Вердзари под полями панамы выдерживает взгляд хозяина дома, присаживается и высоко поднимает стакан; затем с глубоким вздохом оглядывается вокруг и подхватывает фразу Де Витиса:
- ..И не менее удачная мысль встретиться именно здесь. Поистине великолепное зрелище; таких видов на свете немного.
- Ну, зрелищ на свете достаточно, а вот замечательных людей не хватает...
- И поэтому надо, чтобы такие люди оставались в седле?
- Это надо не только им самим, но и тем, кто помогает им удержаться. - И, пристально глядя на собеседника, прокурор продолжает:
- А может, я ошибаюсь? Впрочем, разрезанный плугом червяк прощает пахаря, как напоминает нам Блейк одним из своих жестоких изречений.
Вердзари молчит. Он посмаковал вино и теперь, растянувшись в шезлонге и слегка сдвинув панаму на лоб, ждет продолжения начатого разговора. И Де Витис после короткой паузы снова наполняет его стакан со словами:
- Впрочем, согласитесь, дело подошло к прямому столкновению, и на данном этапе наверно понятное чувство справедливости могло бы принести большой вред; но, к счастью, сейчас еще не слишком поздно, - и, повернувшись к обмякшей, не подающей признаков жизни фигуре в шезлонге, словно желая встряхнуть ее, восклицает:
- Не так ли, Вердзари?
Вердзари откликается не сразу, однако вынужден приподняться. Он берет стакан, одним духом опорожняет его и наконец отвечает - негромко, неторопливо, как бы задумчиво:
- Отличное вино.., совсем молодое, а крепость уже чувствуется. Его делала Этторина Фавити, верно? Скоро начнется сбор винограда, теперь совсем скоро.
Поставив стакан на столик, он поворачивается к прокурору и чуть охрипшим голосом произносит:
- Конечно, этот бедняга Конти... Де Витис явно ждал этих слов, ибо его реакция мгновенная и жесткая:
- Бедняга - слово неподходящее. Но тема эта небезразлична и самому Вердзари - он запальчиво бросает прокурору:
- Ну тогда, значит, простак... По меньшей мере наивный простак, вы должны признать это... Угодить в такую примитивную ловушку!
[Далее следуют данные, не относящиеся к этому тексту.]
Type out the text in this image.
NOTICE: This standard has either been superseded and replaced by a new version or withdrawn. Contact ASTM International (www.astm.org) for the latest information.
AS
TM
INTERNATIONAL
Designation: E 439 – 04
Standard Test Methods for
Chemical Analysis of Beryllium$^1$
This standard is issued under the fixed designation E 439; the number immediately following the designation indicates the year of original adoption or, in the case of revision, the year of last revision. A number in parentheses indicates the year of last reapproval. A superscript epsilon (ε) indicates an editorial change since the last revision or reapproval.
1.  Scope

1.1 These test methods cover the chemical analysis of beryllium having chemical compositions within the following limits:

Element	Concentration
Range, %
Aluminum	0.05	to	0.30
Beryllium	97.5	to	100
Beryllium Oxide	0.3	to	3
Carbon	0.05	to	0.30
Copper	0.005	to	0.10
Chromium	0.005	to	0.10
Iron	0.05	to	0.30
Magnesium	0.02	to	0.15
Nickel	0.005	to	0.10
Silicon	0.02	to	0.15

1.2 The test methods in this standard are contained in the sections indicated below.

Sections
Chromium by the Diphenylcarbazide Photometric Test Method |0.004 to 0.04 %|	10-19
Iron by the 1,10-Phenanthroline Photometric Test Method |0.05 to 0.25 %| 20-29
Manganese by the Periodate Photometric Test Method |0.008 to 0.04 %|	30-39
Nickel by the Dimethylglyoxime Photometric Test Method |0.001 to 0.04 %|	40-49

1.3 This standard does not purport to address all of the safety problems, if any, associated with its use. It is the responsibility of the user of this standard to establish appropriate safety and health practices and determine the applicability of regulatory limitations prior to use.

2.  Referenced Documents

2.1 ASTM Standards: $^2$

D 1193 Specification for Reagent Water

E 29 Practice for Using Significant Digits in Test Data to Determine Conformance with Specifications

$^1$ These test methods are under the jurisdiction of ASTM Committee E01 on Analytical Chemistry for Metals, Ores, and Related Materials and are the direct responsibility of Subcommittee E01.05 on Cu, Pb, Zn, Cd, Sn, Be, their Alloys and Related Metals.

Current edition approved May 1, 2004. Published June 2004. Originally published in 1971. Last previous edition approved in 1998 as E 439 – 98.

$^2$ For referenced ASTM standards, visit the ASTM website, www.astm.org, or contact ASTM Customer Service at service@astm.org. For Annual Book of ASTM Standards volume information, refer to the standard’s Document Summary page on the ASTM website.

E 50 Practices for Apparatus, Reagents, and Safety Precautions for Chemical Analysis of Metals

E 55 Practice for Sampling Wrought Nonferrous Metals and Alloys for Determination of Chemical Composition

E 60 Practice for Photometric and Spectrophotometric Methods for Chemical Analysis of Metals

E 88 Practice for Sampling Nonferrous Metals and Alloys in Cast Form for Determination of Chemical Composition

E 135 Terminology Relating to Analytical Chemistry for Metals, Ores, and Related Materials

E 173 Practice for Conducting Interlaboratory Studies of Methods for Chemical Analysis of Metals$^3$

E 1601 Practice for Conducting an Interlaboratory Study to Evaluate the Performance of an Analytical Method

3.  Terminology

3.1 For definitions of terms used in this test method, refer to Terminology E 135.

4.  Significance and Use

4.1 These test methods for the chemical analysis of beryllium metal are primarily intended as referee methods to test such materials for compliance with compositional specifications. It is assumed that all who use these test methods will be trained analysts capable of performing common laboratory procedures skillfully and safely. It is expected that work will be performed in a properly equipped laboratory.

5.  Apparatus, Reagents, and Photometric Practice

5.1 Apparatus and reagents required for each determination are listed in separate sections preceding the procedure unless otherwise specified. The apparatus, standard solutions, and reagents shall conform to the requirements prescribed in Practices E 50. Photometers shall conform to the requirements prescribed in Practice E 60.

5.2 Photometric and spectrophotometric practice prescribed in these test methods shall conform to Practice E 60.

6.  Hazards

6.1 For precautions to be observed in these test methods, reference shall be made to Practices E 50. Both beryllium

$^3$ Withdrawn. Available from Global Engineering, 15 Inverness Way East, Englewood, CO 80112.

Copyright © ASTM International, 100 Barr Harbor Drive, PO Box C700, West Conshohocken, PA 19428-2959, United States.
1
- Это слово мне тоже не нравится. Я не считаю простодушие смягчающим вину обстоятельством. За наивностью часто скрывается болезненное самомнение, возмутительное чванство. Эти простачки - люди опасные. Вечно угнетенные положением неудачников, они считают себя жертвами и потому нападают на всех и вся, надеясь хоть так привлечь к себе внимание... Конти - один из таких субъектов, спаси нас от них Господь... У них всегда наготове указующий перст и дежурное обвинение, но людям не нравится, когда напоминают об их слабостях. Мне кажется, при назначении на определенные должности не следует отдавать предпочтение слабонервным и взвинченным донкихотам.
Вердзари сидит молча, сраженный этим словесным залпом. Де Витис - самый настоящий фокусник, в его умелой интерпретации любое достоинство превращается в недостаток, и наоборот. Слушаешь его и кажется, будто всякая ценность беспрестанно меняет знак: с плюса на минус, с минуса на плюс. Иначе он не был бы служителем Закона. Поэтому Вердзари решает выслушать его до конца. У этих людей всегда есть чему поучиться. Но Де Витис не уверен в произведенном эффекте и тем же тоном продолжает:
- Так называемые наивные люди гордятся этим трогательным эпитетом, словно почетным титулом, однако они бесхребетны и лишены чувства реальности. Они из породы мечтателей, а мечтатели - и это неопровержимо доказал нам Конти бывают ужасны, когда ими вдруг овладевает желание действовать. Они нагибают головы, точно быки, и несутся вперед - жертвы собственного воображения. Разве не так? Наивность - отнюдь не невиновность; это единственный грех, который не прощается.
- Одним словом, - отваживается заметить Вердзари, против воли втянутый в такой разговор, - если они начинают действовать, то это оборачивается против них, а если продолжают сидеть в своем углу, то становятся мишенью самых жестоких проделок. Не знаю, что за жизнь у негодяев, - полагаю, я никогда не был одним из них, - но жизнь честного человека, несомненно, чудовищна...
- Вижу, вы меня прекрасно поняли, - улыбаясь, перебивает Де Витис, - мир полон честных людей, и распознать их можно по тому, что дурные дела им удаются гораздо хуже, чем остальным. Именно так и случилось с Конти.
Таким образом, большинству из них суждено попасть под удар, даже если они не совершили реальных преступлений, поскольку их вялый, нерешительный характер обрекает их на заклание. Честность, дорогой Вердзари, это добродетель немногих, тех, кто не добился и никогда не сможет добиться успеха. Вся штука в том, чтобы уметь маскироваться и никогда не выражать себя в поступке, который неизбежно настораживает и раздражает. Находясь среди стада, бесполезно лаять, лучше вилять хвостом. А в душе у этих наивных простачков всегда прячется стадное чувство.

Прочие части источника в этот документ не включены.